Another interesting one is the gopher tortoise, named for the extra-long tunnel it digs with a roomy den at the end.  It sometimes shares this den with a gopher, frog, owl, snake or raccoon.  They get along peacefully together in the den.  This 
tortoise's black shell looks like lumps of coal stuck together.

One unusual turtle is the Matamata of South America.  Its rather flat shell has hard spikes on the top to discourage predators.  It has a long neck and pointed head and paralyzes its prey by dousing it with a mouthful of poisonous spray.

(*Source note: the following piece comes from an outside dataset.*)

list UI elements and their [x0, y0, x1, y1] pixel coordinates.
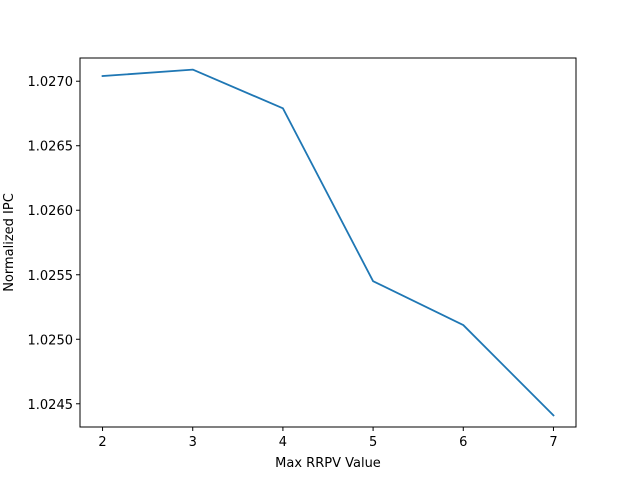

A book could be written about these strange amphibians, including the eastern box turtle.  Its high brown shell is decorated with tan figures, some of which look like letters of the alphabet.  This shell provides unusually good security, for the turtle can completely withdraw its head, tail and leg underneath it.  It has further protection from a flexible seal all around where the top shell meets the under shell.  The underside hinges in the middle so it can box itself in tightly.

The Creator has given each turtle and tortoise just the right equipment for the conditions under which it lives.  Our opening Bible verse declares that this wisdom and power, beyond our ability to fully understand, come from Him.  Each of us should often thank Him for His love and goodness to us in so many ways.  But we should particularly thank Him for the death of His Son, the Lord Jesus Christ, on Calvary's cross.  His death provides salvation to all who put their trust in Him and know Him as their Lord and Saviour.